Why this numbers are called 'primes' ?

[funny-falcon]

https://github.com/vnmakarov/mum-hash/blob/master/mum.h#L312-L320

There is no any guarantee, than _mum_next_factor will return prime number. Neither it is guaranteed to be odd (but it looks like algorithm doesn't depends on it). If generator behind rand is a good random generator, then _mem_next_factor even allowed to return zero.

[funny-falcon]

Currently, it does not provide resistance from SIC ("seed independent collisions", or "hash flood"), if default _mum_primes are used.

Seed has no impact on result of neighbor input scrambling https://github.com/vnmakarov/mum-hash/blob/master/mum.h#L209 , so it is possible to choose next block that will cancel diff from previous block. Yes, it is cpu consuming operation, but it should be done only once for known _mum_primes. Also, since lo(x*C) + hi(x*C) is not bijective (1-to-1) function, even one-block collision could be found.

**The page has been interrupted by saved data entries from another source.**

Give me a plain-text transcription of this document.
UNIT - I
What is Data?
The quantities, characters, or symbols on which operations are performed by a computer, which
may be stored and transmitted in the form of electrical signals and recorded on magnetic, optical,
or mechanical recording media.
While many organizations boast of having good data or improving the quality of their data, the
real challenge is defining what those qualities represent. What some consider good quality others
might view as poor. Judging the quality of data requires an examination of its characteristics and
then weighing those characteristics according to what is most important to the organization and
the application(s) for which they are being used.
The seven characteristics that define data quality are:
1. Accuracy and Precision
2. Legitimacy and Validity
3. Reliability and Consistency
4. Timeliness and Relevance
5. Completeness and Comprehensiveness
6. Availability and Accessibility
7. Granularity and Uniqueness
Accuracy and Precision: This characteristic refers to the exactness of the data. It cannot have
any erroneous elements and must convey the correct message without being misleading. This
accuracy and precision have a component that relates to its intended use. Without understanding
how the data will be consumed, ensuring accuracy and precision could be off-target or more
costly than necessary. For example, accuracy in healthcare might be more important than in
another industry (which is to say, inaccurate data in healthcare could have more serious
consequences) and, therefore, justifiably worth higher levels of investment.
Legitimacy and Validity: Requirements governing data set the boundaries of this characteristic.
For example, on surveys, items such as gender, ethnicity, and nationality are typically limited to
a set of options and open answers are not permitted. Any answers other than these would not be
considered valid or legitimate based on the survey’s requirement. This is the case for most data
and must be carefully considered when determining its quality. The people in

(and, it also leads to conclusion: while MUM is (probably) resistant to first preimage attack, it is certainly not resistant to second preimage attack (for known _mum_primes). Worse than that, this attack doesn't depends on seed, only on _mum_primes).

[funny-falcon]

As an example, there is fallback hash functions for Golang: https://github.com/golang/go/blob/master/src/runtime/hash32.go https://github.com/golang/go/blob/master/src/runtime/hash64.go

They looks to be safer against SIC/"hash flood", although multipliers are constants. And they have impressive performance.

[vnmakarov]

Thank you for your feedback, Yura.

The initial constants are prime numbers. I started with them thinking about prime number factorization as a hard problem (although it is not crypto-level hard for only 64-bit numbers). The code changing them was added later but the names were not changed. The names of the multiplication constants are misleading. I'll modify the names.

Actually I tested mum hash on smhasher with different multiplications constants (including randomly generated). So you are right the number primeness is not important. You are right that randomly generated numbers can be even or zero. I should add the code preventing this.

As for hash flood. I wrote the function for my purposes (an interpreter). I am going to use it the following way: get random constant at the interpreter work beginning and then use the function. I don't think it is even necessary to add a code in hash tables to recognize a denial attack.

Also I don't pretend that MUM hash function is a crypto-level hash function. lo(x*C) + hi (x*C) = a probably can be found on modern equipment but it still will require a lot of time. It would be interesting for me, how much time you will need to find X for C=0X258c4af23da09e33 and a=0X11d934b3c798d46d

Thanks for adding references for hash functions in GO. I'll investigate them. I am getting new references frequently after releasing the code. There are too many hash functions to try. But I tried yours too.

[funny-falcon]

But I tried yours too.

:-) thanks. Mine are not fast, though I believe they are safe. Go's are really fast and look to be safe.

[funny-falcon]

And hash table does not need code for recognition of "dos", if hash function is resistant to "hash-flood" (seed independent collisions). No one will try to attack such function, cause it is waste of time.